The tumor suppressor p53 is responsible for the genome integrity of the cells, controlling cell cycle arrest and apoptosis in response to stress signals. However, in virtually all human cancers p53 is inactivated either by negative regulation or direct mutation. Thus, there is a high interest to reactivate its tumor suppressor functions. So far, there are no mut-p53 reactivators approved for clinical use and most mut-p53 reactivators fail due to toxic side effects and/or pharmacodynamics properties. So, the development of new and more selective small molecules with less toxic side effects is extremely important.

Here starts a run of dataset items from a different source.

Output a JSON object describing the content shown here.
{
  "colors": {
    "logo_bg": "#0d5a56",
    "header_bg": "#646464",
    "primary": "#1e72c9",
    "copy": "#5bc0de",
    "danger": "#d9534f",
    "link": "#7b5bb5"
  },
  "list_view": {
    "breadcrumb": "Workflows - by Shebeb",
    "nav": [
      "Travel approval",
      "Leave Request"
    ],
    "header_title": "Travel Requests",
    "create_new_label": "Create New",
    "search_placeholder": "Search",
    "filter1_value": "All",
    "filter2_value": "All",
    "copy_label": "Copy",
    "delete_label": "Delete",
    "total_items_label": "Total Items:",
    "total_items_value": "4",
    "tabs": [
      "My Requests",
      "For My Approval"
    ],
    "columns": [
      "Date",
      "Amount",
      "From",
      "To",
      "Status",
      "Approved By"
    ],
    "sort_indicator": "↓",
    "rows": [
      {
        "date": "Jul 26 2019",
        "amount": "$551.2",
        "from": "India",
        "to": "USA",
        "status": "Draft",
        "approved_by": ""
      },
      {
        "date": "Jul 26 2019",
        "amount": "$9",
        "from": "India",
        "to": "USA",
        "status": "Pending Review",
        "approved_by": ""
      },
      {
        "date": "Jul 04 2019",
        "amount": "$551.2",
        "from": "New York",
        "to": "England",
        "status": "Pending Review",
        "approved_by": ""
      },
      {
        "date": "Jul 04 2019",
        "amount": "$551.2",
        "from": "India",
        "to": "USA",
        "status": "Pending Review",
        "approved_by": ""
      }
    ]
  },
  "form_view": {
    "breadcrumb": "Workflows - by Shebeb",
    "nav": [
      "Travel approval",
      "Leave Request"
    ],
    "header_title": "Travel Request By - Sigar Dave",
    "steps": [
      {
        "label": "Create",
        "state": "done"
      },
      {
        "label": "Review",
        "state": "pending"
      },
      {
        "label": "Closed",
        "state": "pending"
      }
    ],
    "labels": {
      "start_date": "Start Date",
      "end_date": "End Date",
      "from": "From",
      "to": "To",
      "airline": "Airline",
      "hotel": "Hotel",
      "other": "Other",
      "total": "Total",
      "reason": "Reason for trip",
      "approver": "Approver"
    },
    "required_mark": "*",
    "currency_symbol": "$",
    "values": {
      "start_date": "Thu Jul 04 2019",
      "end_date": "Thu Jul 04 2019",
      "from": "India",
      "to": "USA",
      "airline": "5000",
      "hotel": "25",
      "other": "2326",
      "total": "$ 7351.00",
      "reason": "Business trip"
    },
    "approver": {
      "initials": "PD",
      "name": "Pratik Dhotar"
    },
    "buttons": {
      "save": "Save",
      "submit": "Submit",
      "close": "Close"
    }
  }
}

In the last years, our research group has developed mut- and wt- p53 small molecule activators based on the tryptophanol-derived oxazoloisoindolinone scaffold with promising in vitro and in vivo activity. These compounds are obtained by enantioselective cyclocondensation of (R)- or (S)- tryptophanol with different oxo-acids in toluene under reflux using a Dean-Stark apparatus. Hit compound was optimized, leading to the discovery of (R)- and (S)- tryptophanol-derived oxazoloisoindolinones . Specifically, one compound showed 6-fold higher antiproliferative activity, as well as increased selectivity for HCT116 p53^+/+ over HCT116 p53^-/- compared with the hit compound and is selective towards cancer cells over normal cells .

In this poster communication we will present our recent results on the hit-to-lead optimization process, synthesis and also, the development of a differential scanning fluorimetry assay.